Sharaku a principalement réalisé des portraits yakusha-e d'acteurs de kabuki. Ses compositions mettent l'accent sur des poses dynamiques et énergiques, et font preuve d'un réalisme inhabituel pour les estampes de l'époque : des contemporains comme Utamaro ont représenté leurs sujets avec une beauté idéalisée, tandis que Sharaku n'a pas hésité à montrer des détails peu flatteurs. Cela n'était pas du goût du public, et la production de l'artiste énigmatique a cessé au premier mois de 1795. Sa maîtrise de la technique sans apprentissage apparent a suscité de nombreuses spéculations, et les chercheurs ont longtemps essayé de découvrir sa véritable identité : parmi les dizaines de propositions, certains suggèrent qu'il était un poète obscur, d'autres un acteur de Nô , ou même le maître de l'ukiyo-e Hokusai .

Arrière-plan

L'art ukiyo-e a prospéré au Japon pendant la période Edo, du XVIIe au XIXe siècle. Cette forme d'art a pris pour principaux sujets les courtisanes , les acteurs de kabuki et d'autres personnes associées au style de vie ukiyo « monde flottant » des quartiers de plaisir . Aux côtés des peintures, les estampes produites en série étaient une forme majeure du genre. L'art ukiyo-e était destiné aux marchands du bas de l'échelle sociale , en particulier ceux de la capitale administrative d' Edo (aujourd'hui Tokyo). Son public, ses thèmes, son esthétique et sa nature produite en masse l'ont empêché d'être considéré comme un art sérieux.

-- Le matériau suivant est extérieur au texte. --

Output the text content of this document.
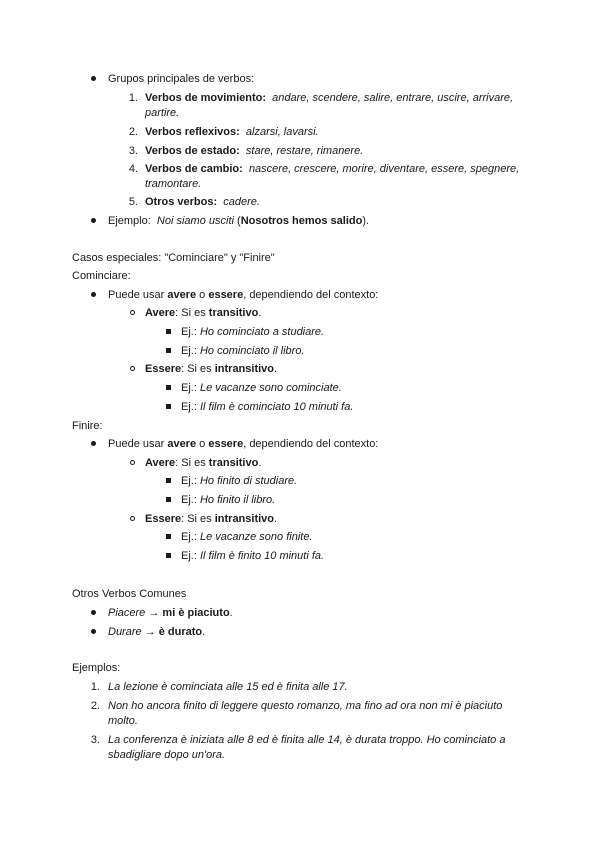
Grupos principales de verbos:
1. Verbos de movimiento: andare, scendere, salire, entrare, uscire, arrivare,
partire.
2. Verbos reflexivos: alzarsi, lavarsi.
3. Verbos de estado: stare, restare, rimanere.
4. Verbos de cambio: nascere, crescere, morire, diventare, essere, spegnere,
tramontare.
5. Otros verbos: cadere.
Ejemplo: Noi siamo usciti (Nosotros hemos salido).
Casos especiales: "Cominciare" y "Finire"
Cominciare:
Puede usar avere o essere, dependiendo del contexto:
Avere: Si es transitivo.
Ej.: Ho cominciato a studiare.
Ej.: Ho cominciato il libro.
Essere: Si es intransitivo.
Ej.: Le vacanze sono cominciate.
Ej.: Il film è cominciato 10 minuti fa.
Finire:
Puede usar avere o essere, dependiendo del contexto:
Avere: Si es transitivo.
Ej.: Ho finito di studiare.
Ej.: Ho finito il libro.
Essere: Si es intransitivo.
Ej.: Le vacanze sono finite.
Ej.: Il film è finito 10 minuti fa.
Otros Verbos Comunes
Piacere → mi è piaciuto.
Durare → è durato.
Ejemplos:
1. La lezione è cominciata alle 15 ed è finita alle 17.
2. Non ho ancora finito di leggere questo romanzo, ma fino ad ora non mi è piaciuto
molto.
3. La conferenza è iniziata alle 8 ed è finita alle 14, è durata troppo. Ho cominciato a
sbadigliare dopo un'ora.
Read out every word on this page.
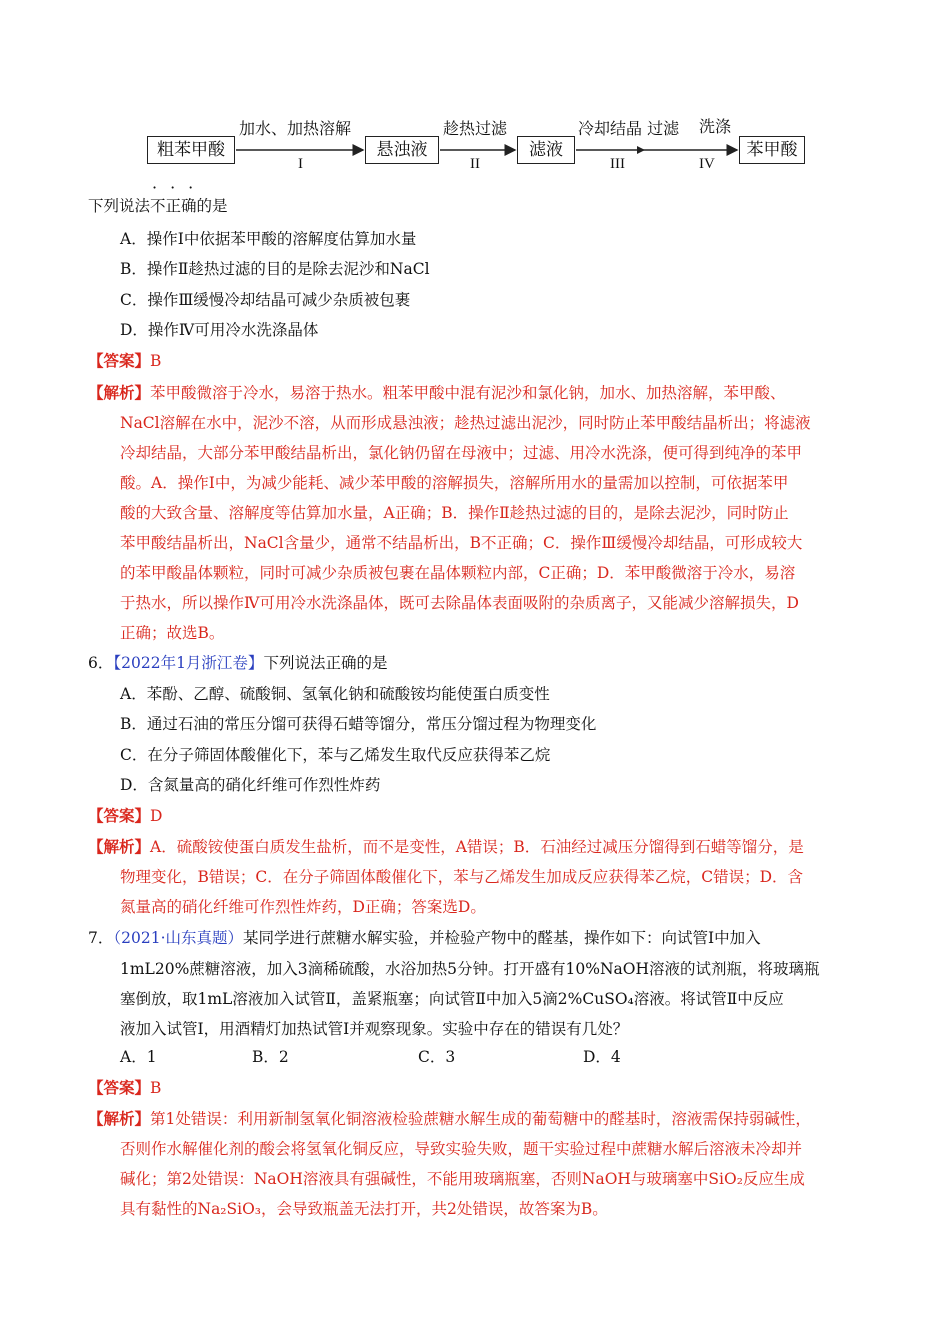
粗苯甲酸	悬浊液	滤液	苯甲酸
加水、加热溶解
I
趁热过滤
II
冷却结晶 过滤
III
洗涤
IV
···
下列说法不正确的是
A．操作Ⅰ中依据苯甲酸的溶解度估算加水量
B．操作Ⅱ趁热过滤的目的是除去泥沙和NaCl
C．操作Ⅲ缓慢冷却结晶可减少杂质被包裹
D．操作Ⅳ可用冷水洗涤晶体
【答案】B
【解析】苯甲酸微溶于冷水，易溶于热水。粗苯甲酸中混有泥沙和氯化钠，加水、加热溶解，苯甲酸、
NaCl溶解在水中，泥沙不溶，从而形成悬浊液；趁热过滤出泥沙，同时防止苯甲酸结晶析出；将滤液
冷却结晶，大部分苯甲酸结晶析出，氯化钠仍留在母液中；过滤、用冷水洗涤，便可得到纯净的苯甲
酸。A．操作Ⅰ中，为减少能耗、减少苯甲酸的溶解损失，溶解所用水的量需加以控制，可依据苯甲
酸的大致含量、溶解度等估算加水量，A正确；B．操作Ⅱ趁热过滤的目的，是除去泥沙，同时防止
苯甲酸结晶析出，NaCl含量少，通常不结晶析出，B不正确；C．操作Ⅲ缓慢冷却结晶，可形成较大
的苯甲酸晶体颗粒，同时可减少杂质被包裹在晶体颗粒内部，C正确；D．苯甲酸微溶于冷水，易溶
于热水，所以操作Ⅳ可用冷水洗涤晶体，既可去除晶体表面吸附的杂质离子，又能减少溶解损失，D
正确；故选B。
6．【2022年1月浙江卷】下列说法正确的是
A．苯酚、乙醇、硫酸铜、氢氧化钠和硫酸铵均能使蛋白质变性
B．通过石油的常压分馏可获得石蜡等馏分，常压分馏过程为物理变化
C．在分子筛固体酸催化下，苯与乙烯发生取代反应获得苯乙烷
D．含氮量高的硝化纤维可作烈性炸药
【答案】D
【解析】A．硫酸铵使蛋白质发生盐析，而不是变性，A错误；B．石油经过减压分馏得到石蜡等馏分，是
物理变化，B错误；C．在分子筛固体酸催化下，苯与乙烯发生加成反应获得苯乙烷，C错误；D．含
氮量高的硝化纤维可作烈性炸药，D正确；答案选D。
7．（2021·山东真题）某同学进行蔗糖水解实验，并检验产物中的醛基，操作如下：向试管Ⅰ中加入
1mL20%蔗糖溶液，加入3滴稀硫酸，水浴加热5分钟。打开盛有10%NaOH溶液的试剂瓶，将玻璃瓶
塞倒放，取1mL溶液加入试管Ⅱ，盖紧瓶塞；向试管Ⅱ中加入5滴2%CuSO₄溶液。将试管Ⅱ中反应
液加入试管Ⅰ，用酒精灯加热试管Ⅰ并观察现象。实验中存在的错误有几处？
A．1	B．2	C．3	D．4
【答案】B
【解析】第1处错误：利用新制氢氧化铜溶液检验蔗糖水解生成的葡萄糖中的醛基时，溶液需保持弱碱性，
否则作水解催化剂的酸会将氢氧化铜反应，导致实验失败，题干实验过程中蔗糖水解后溶液未冷却并
碱化；第2处错误：NaOH溶液具有强碱性，不能用玻璃瓶塞，否则NaOH与玻璃塞中SiO₂反应生成
具有黏性的Na₂SiO₃，会导致瓶盖无法打开，共2处错误，故答案为B。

Ichikawa Monnosuke II dans le rôle de Soga no Gorō (1789) de Shunkō , pionnier des portraits de tête d'acteurs ōkubi yakusha-e

Après le milieu du XVIIIe siècle, les estampes nishiki-e en couleurs sont devenues courantes, imprimées avec un grand nombre de blocs de bois, un pour chaque couleur. Les critiques en sont venus à considérer la fin du XVIIIe siècle comme une période de pointe dans la qualité générale du travail. Shunshō de l' école Katsukawa a introduit l' ōkubi-e « image à grande tête » dans les années 1760. Lui et d'autres membres de l' école Katsukawa ont popularisé les estampes d'acteurs ōkubi yakusha-e et le saupoudrage de mica dans les arrière-plans pour produire un effet scintillant luxueux. Contrairement aux estampes d'acteurs antérieures, qui utilisaient des traits et des poses stéréotypés d'acteurs anonymes, ces ōkubi yakusha-e visaient des ressemblances reconnaissables.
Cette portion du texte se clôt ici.